One of the Italian survivors began to cry, a woman, Mariana, who had lost her husband and four children. Rena put an arm around her, comforting her. The news was reopening a still-healing wound.
“I thought the hormiga ship was a distance from the station,” said Segundo.
“It was,” said Concepcion. “Which is one of the reasons why we suspect this may not have been a tactical strike.”
“Not a strike?” said Bahzim. “What could it have been? An accident?”
“Edimar will explain,” said Concepcion.
Edimar stepped forward, and a rendering of the hormiga ship appeared behind her in the holospace above the table. “It wasn’t an accident,” she said. “The hormigas deliberately fired their weapon. But based on what we’ve learned from the Eye, it’s not clear if the hormigas were targeting the station.”
“What else could they have been targeting?” said Rena. “If they hit it with a focused burst, it’s too much of a coincidence to suggest they weren’t aiming for it.”
“That’s just it,” said Edimar. “The ship didn’t fire a focused burst. It fired in every direction at once.”
She hit a command on the holotable, and a simulation began. Gamma plasma ejected from all sides of the hormiga ship at once, growing outward, getting larger, until the ship stopped emitting the plasma, and the fast- growing wall of destruction became a giant ring with the hole in the center, continually getting larger as it stretched out in every direction.
“The hormiga ship didn’t fire at the weigh station,” said Edimar. “It fired at everything.”
The simulation was on a loop and began again from the beginning.
“If it fired in all directions at once,” said Rena, “and has a long range, why didn’t we get hit?”
“Because we’re much farther away,” said Concepcion. “Well behind the ship. Over two million kilometers. We’re probably getting some radiation, but it has greatly dissipated by the time it reaches us. Not enough to damage us. Not a lethal dose. We were lucky.”
“Don’t know if I’d call this lucky,” said Rena. “This means the ship’s weapons are far more powerful than we thought.”
“What if they aren’t weapons?” said Segundo. “Or at least, maybe the ship wasn’t using the radiation at that moment as a weapon.”
“What do you mean?” asked Concepcion.
“If it’s sucking up hydrogen atoms at near-lightspeed and taking in all this radiation, it has to expulse it somehow,” said Segundo, “especially when it’s trying to slow down. It doesn’t want to shoot it out the back like it normally does. That would only give it massive thrust. And it doesn’t want to accelerate. It wants to de celerate.

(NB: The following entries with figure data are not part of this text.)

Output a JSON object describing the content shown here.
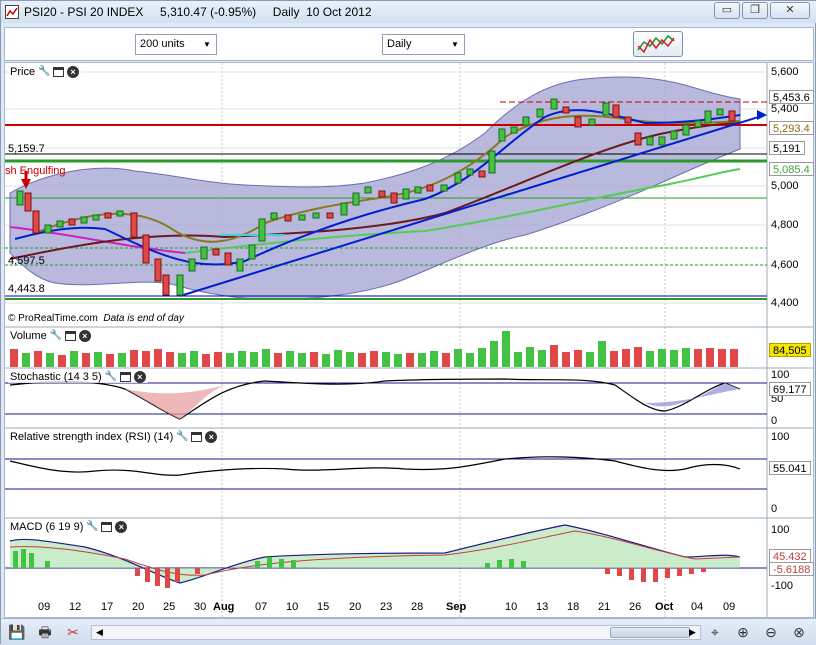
{
  "window": {
    "title": "PSI20 - PSI 20 INDEX     5,310.47 (-0.95%)     Daily  10 Oct 2012",
    "controls": [
      "minimize",
      "restore",
      "close"
    ]
  },
  "toolbar": {
    "units_select": "200 units",
    "period_select": "Daily",
    "chart_style_icon": "chart-style-icon"
  },
  "price_pane": {
    "label": "Price",
    "y_ticks": [
      "5,600",
      "5,400",
      "5,200",
      "5,000",
      "4,800",
      "4,600",
      "4,400"
    ],
    "tags": {
      "upper_band": "5,453.6",
      "last": "5,293.4",
      "level": "5,191",
      "ma": "5,085.4"
    },
    "levels": {
      "l1": "5,159.7",
      "l2": "4,597.5",
      "l3": "4,443.8"
    },
    "pattern": "sh Engulfing",
    "watermark": "© ProRealTime.com",
    "note": "Data is end of day"
  },
  "volume_pane": {
    "label": "Volume",
    "value": "84,505"
  },
  "stoch_pane": {
    "label": "Stochastic (14 3 5)",
    "ticks": [
      "100",
      "50",
      "0"
    ],
    "value": "69.177"
  },
  "rsi_pane": {
    "label": "Relative strength index (RSI) (14)",
    "ticks": [
      "100",
      "0"
    ],
    "value": "55.041"
  },
  "macd_pane": {
    "label": "MACD (6 19 9)",
    "ticks": [
      "100",
      "0",
      "-100"
    ],
    "value1": "45.432",
    "value2": "-5.6188"
  },
  "x_axis": [
    "09",
    "12",
    "17",
    "20",
    "25",
    "30",
    "Aug",
    "07",
    "10",
    "15",
    "20",
    "23",
    "28",
    "Sep",
    "10",
    "13",
    "18",
    "21",
    "26",
    "Oct",
    "04",
    "09"
  ],
  "colors": {
    "up": "#44c244",
    "down": "#e04848",
    "band_fill": "#a6a8d4",
    "accent_red": "#cc0000",
    "accent_green": "#33aa33"
  },
  "chart_data": {
    "type": "line",
    "title": "PSI20 - PSI 20 INDEX",
    "x": [
      "09",
      "12",
      "17",
      "20",
      "25",
      "30",
      "Aug",
      "07",
      "10",
      "15",
      "20",
      "23",
      "28",
      "Sep",
      "10",
      "13",
      "18",
      "21",
      "26",
      "Oct",
      "04",
      "09"
    ],
    "series": [
      {
        "name": "",
        "values": [
          4920,
          4760,
          4850,
          4760,
          4440,
          4620,
          4650,
          4800,
          4830,
          4860,
          4900,
          4920,
          4960,
          5030,
          5300,
          5370,
          5390,
          5410,
          5250,
          5270,
          5330,
          5310
        ]
      }
    ],
    "ylim": [
      4350,
      5650
    ],
    "grid": true
  }
}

So it must be getting rid of the buildup some other way.”
“And if its weapons and fuel are the same substance like we suspect…,” said Concepcion.
“Then its weapons are the means of releasing all that buildup,” finished Segundo. “Notice how the weapons fired in all directions at once at the same amount. That’s logical, because if it released the plasma on just one side or if it released more plasma on one side than on the other, the plasma would generate enough thrust on that side to change the ship’s course, which the ship doesn’t want to do. Its course is set.”
“So Weigh Station Four was destroyed by the ship’s exhaust?” asked Selmo.
“If you want to call it that,” said Segundo. “It’s the one drawback of their weapon. The ship never stops collecting hydrogen. And when they’re decelerating, that’s a problem because they have no other way besides their weapons to dump all the excess. So they blast it out in every direction, and whatever happens to be right outside, tough luck.”
“That’s irresponsible,” said Bahzim. “If you have a system like that, you have to make sure nothing is in the way.”
“Apparently the hormigas don’t care what gets destroyed,” said Segundo.
“So the weigh station was at the wrong place at the wrong time?” said Rena.